European Central Bank Vice President Vitor Constancio said the consequences of a possible Greek debt restructuring would be “dire,” heightening ECB warnings over such a step.
“You just have to look to all the historical examples of countries that have had to, in the end as a last resort, restructure their debt,” Constancio told reporters today in Brussels. “The consequences were dire in terms of further downgrades of the whole debt of the country, in terms of difficulties of the banking sector to finance itself and to finance the economy.”
ECB officials are seeking to counter signals by European Union politicians that a Greek debt restructuring is a possibility as the EU considers further financial assistance to the country. Luxembourg Prime Minister Jean-Claude Juncker said this week that a “soft restructuring,” which would include a voluntary extension of the maturities of bonds held by private investors, is an option after the Greek government takes extra steps to narrow the budget deficit.
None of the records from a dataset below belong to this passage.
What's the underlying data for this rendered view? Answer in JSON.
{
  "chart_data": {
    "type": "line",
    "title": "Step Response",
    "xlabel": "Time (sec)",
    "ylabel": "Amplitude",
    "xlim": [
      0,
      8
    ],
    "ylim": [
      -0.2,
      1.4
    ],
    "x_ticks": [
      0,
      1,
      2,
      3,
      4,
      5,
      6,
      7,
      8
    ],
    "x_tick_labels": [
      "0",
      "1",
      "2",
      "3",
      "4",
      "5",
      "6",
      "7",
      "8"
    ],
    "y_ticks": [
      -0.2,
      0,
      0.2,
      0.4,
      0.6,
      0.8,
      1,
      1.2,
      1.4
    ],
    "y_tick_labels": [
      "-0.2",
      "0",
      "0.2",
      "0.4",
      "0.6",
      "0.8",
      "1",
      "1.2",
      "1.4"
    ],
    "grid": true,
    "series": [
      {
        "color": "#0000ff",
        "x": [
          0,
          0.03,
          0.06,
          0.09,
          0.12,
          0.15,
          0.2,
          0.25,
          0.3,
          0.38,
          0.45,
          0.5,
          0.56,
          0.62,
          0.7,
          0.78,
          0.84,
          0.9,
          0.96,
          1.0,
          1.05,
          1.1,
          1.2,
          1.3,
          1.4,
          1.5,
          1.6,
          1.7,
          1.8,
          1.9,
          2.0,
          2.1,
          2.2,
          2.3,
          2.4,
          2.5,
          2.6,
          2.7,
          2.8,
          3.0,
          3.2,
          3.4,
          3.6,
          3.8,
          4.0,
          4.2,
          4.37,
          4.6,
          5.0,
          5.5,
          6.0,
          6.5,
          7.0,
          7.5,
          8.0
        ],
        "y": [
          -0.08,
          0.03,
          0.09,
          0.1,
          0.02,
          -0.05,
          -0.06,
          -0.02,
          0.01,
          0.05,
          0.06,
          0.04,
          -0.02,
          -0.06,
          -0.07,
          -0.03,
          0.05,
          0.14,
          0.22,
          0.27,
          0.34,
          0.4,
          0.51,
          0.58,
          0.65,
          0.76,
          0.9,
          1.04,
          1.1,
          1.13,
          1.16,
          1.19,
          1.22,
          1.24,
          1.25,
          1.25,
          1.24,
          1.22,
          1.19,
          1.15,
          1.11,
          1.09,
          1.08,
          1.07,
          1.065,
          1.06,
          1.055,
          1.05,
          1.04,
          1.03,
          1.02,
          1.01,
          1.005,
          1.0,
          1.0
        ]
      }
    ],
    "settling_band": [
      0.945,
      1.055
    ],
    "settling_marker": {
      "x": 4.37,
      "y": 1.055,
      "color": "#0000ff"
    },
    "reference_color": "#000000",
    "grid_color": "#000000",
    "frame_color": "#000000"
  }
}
“Deep recessions followed” previous restructurings by other countries, Constancio said. “Contagion effects also, which would be even more important in the case of Europe in view of the fact that we are in a monetary union with very much intertwined financial sectors.”
The best approach for Greece is to step up its economic-adjustment program begun last year, according to Constancio.
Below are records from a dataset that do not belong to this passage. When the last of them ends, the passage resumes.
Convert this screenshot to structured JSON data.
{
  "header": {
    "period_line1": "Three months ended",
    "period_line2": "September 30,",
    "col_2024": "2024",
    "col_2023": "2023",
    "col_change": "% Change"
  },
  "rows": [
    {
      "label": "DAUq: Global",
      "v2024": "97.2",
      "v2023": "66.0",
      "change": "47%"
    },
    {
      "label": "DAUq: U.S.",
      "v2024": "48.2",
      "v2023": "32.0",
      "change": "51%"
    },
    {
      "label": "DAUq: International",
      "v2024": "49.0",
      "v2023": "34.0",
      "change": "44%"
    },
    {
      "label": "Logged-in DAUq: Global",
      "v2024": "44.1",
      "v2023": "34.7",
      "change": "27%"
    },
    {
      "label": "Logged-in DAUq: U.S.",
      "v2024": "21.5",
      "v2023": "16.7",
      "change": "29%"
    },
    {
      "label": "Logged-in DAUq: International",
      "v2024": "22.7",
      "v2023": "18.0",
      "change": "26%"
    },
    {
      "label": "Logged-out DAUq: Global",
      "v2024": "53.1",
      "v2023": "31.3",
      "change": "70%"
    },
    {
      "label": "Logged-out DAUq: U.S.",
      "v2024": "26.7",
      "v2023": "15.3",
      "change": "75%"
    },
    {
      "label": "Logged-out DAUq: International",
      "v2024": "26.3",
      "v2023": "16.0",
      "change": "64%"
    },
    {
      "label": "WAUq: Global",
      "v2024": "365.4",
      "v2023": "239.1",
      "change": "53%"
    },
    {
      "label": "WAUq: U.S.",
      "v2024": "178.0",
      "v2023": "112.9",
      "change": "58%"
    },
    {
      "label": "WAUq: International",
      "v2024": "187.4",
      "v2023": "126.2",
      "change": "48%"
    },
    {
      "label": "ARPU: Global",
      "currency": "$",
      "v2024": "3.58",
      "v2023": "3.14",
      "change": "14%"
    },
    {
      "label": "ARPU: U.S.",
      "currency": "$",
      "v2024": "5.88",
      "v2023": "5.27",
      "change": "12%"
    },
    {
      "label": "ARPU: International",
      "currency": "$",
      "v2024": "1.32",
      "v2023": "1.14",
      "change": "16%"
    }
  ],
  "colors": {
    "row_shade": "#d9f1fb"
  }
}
“We should stick with the program as long as it is working,” Constancio said. “Right now it needs new measures from the part of the Greek government because that’s the best approach.”
In that context, he urged private investors to maintain their holdings of Greek debt a year after Greece received 110 billion euros ($156 billion) in emergency aid from euro-area governments and the International Monetary Fund.
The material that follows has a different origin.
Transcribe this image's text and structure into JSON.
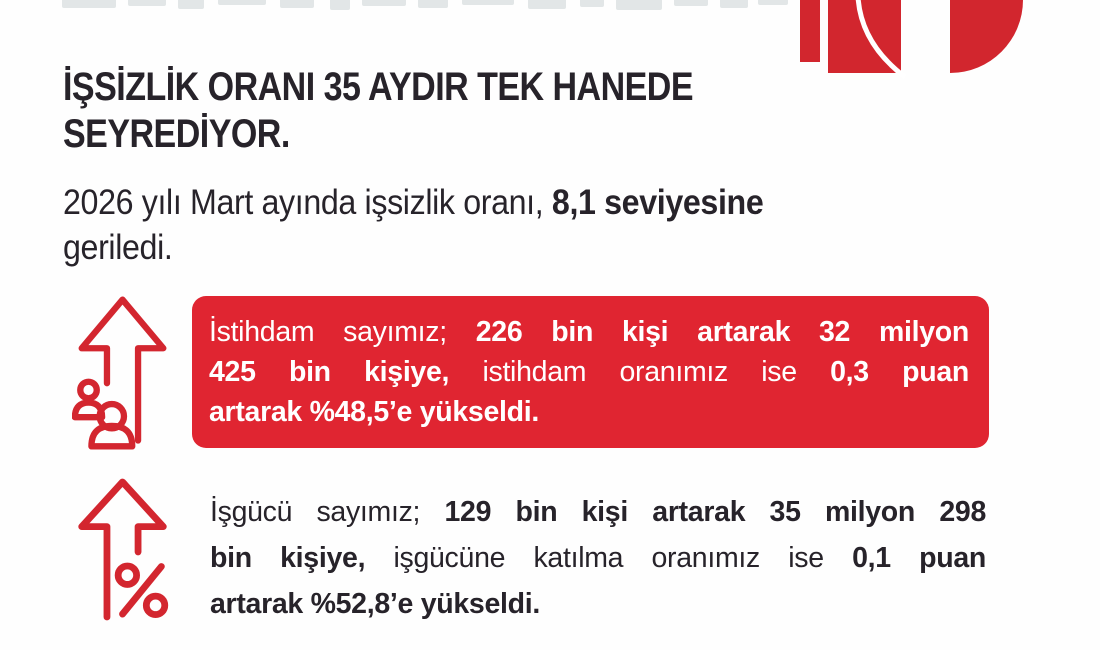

“Initially, when the problems started with Greece, financial institutions promised to keep their exposures,” Constancio said. “That’s something that could be helpful and relevant in the present situation. Any other path can lead to more negative consequences.”
The key is for Greece to take measures that ensure debt sustainability, Constancio said. A Greek restructuring would set a post-World War II precedent, he said.
“These cases have been mostly in emerging economies,” Constancio said. “There has not been any sort of restructuring in advanced economies since at least World War II and the consequences in an advanced economy can be even more negative than in other cases.”